Desde o período paleolítico (há mais
de 12 mil anos) e mesmo na transição para o neolítico os humanos
mantiveram uma relação de dependência e reciprocidade com o meio
circundante. Relação que, de certa forma, nós hoje perdemos em
grande medida, devido ao desenvolvimento tecnológico desenfreado e
destruidor.
A relação ocorria quando os humanos
criavam e recriavam a sua cultura material, de instrumentos,
adornos e obras de arte, etc., a partir do que o meio lhes
oferecia.
Ocorria, também, no uso do meio em
seus deslocamentos pelo espaço terrestre à procura de melhores
condições de vida, não só alimentares, mas de moradia ou sociais
também. Ou, ainda, para explicarem o próprio mundo em que se
viviam uns para os outros (cultos religiosos e cerimoniais
presentes nas pinturas).
A cultura rupestre mostra-nos em suas
cenas os humanos com seus instrumentos necessários a
sobrevivência. Instrumentos que eram produzidos e desenvolvidos a
partir do que estava “a disposição no meio” (Leroi-Gourhan,
1975: 103/104). Sem estes instrumentos a vida destes grupos teria
sido muito mais difícil.
Mostram-nos, ainda, em suas cenas de
humanos ou de animais uma coloração viva. Mostram, também, a
participação e contribuição de diversos grupos em suas formas e
imagens apresentadas (as diversas tradições de pinturas espalhadas
pelo país comprovam esta realidade).
Apontam, assim, que já existia a
mistura inter-étnica e as inter-relações entre os grupos humanos.
Conforme acreditamos que nosso país seja o da maior miscigenação.
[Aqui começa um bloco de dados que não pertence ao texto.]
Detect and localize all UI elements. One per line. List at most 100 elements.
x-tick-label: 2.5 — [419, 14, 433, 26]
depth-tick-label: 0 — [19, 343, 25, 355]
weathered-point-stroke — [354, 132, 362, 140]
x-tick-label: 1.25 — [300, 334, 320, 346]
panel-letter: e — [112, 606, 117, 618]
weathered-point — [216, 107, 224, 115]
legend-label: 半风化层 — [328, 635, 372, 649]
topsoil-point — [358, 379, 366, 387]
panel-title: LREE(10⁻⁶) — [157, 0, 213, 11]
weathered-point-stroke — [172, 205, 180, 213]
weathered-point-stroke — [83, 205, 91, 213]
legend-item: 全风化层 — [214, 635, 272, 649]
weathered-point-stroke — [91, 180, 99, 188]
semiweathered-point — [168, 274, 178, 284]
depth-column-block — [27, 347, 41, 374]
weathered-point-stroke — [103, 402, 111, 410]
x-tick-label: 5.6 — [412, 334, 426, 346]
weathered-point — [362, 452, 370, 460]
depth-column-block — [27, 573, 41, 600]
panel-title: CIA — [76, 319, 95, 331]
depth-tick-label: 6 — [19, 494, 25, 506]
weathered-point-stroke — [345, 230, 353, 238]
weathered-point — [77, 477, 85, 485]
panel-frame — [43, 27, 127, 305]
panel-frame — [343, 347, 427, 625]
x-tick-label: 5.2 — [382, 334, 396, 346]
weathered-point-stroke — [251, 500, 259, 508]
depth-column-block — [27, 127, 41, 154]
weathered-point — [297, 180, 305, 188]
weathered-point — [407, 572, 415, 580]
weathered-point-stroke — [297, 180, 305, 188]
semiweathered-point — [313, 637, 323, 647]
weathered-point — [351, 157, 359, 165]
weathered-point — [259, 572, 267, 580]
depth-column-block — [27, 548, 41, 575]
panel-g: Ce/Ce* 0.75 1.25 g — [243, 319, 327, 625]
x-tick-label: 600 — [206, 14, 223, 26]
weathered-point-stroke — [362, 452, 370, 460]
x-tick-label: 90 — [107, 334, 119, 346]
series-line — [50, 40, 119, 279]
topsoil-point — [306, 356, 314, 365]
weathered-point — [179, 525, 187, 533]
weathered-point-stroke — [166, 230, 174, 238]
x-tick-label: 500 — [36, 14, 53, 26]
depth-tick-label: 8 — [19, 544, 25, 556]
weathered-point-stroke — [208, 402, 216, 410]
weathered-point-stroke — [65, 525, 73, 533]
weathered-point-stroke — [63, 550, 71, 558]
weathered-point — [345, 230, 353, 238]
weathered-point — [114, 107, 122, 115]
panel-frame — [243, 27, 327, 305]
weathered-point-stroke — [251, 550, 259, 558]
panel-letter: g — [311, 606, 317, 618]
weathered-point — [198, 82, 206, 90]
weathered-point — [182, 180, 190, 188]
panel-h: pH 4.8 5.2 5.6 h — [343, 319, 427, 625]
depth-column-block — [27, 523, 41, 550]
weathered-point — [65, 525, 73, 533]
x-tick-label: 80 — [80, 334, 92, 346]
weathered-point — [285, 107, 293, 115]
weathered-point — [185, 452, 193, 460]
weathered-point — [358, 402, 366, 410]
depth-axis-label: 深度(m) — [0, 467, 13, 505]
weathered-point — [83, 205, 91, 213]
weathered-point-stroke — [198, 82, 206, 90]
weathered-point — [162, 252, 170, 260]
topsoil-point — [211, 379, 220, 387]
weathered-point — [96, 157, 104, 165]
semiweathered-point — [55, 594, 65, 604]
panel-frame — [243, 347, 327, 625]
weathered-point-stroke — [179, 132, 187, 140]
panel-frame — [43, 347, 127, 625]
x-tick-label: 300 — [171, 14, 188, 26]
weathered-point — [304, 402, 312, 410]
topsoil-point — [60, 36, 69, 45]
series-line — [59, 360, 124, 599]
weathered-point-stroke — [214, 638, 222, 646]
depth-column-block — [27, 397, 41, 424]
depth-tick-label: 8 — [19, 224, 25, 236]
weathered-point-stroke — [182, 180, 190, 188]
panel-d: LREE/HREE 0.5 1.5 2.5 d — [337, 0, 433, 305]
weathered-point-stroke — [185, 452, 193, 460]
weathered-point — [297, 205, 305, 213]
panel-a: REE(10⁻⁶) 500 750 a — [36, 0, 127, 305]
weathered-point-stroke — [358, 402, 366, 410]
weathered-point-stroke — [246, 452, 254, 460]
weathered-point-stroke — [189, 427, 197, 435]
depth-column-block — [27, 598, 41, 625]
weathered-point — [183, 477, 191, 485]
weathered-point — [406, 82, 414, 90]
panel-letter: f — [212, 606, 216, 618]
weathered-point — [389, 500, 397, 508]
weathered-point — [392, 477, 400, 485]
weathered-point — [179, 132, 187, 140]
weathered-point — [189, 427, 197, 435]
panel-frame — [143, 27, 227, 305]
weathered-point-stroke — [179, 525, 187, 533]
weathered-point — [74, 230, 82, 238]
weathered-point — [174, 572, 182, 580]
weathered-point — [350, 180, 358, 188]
Seria um modo muito antigo de se relacionar em nosso território.
As misturas culturais significariam
que já praticávamos as relações que temos, hoje, como “Homo
universalis” (SERRES, 2003), homens do mundo. Grupos abertos
para o outro o diferente. Não aqueles fechados a novas
experiências.
As pinturas
rupestres em suas cenas de relações sociais nos ajudariam a
compreender melhor a história desde os tempos imemoriais. E,
também, as nossas relações com o meio ambiente terrestre. Relações
que são essenciais para a nossa vida em sociedade global. Como são
as relações hoje. Elas ainda nos apontariam uma direção para uma
convivência mais harmônica e plena com o meio. E nos permitiriam
notar a continua “reinvenção” da espécie humana (Ceruti,
2004: 75) em seus símbolos.
As pinturas,
então, teriam tido grande relevância para a vida social dos
primeiros habitantes do Brasil. Serviriam para eles como um guia
prático de como lidar com o meio ambiente. Ambiente ainda inóspito
para a maioria dos grupos humanos.
Teriam elas
contribuído muito para a vida humana. Conservavam em seus códices
os conhecimentos dos humanos sobre o meio ambiente. Conservado-os,
ainda, para os futuros grupos que viessem a habitar aquele mesmo
espaço. Desta forma as pinturas teriam em suas formas uma enorme
relevância para o desenvolvimento das culturas ancestrais do país.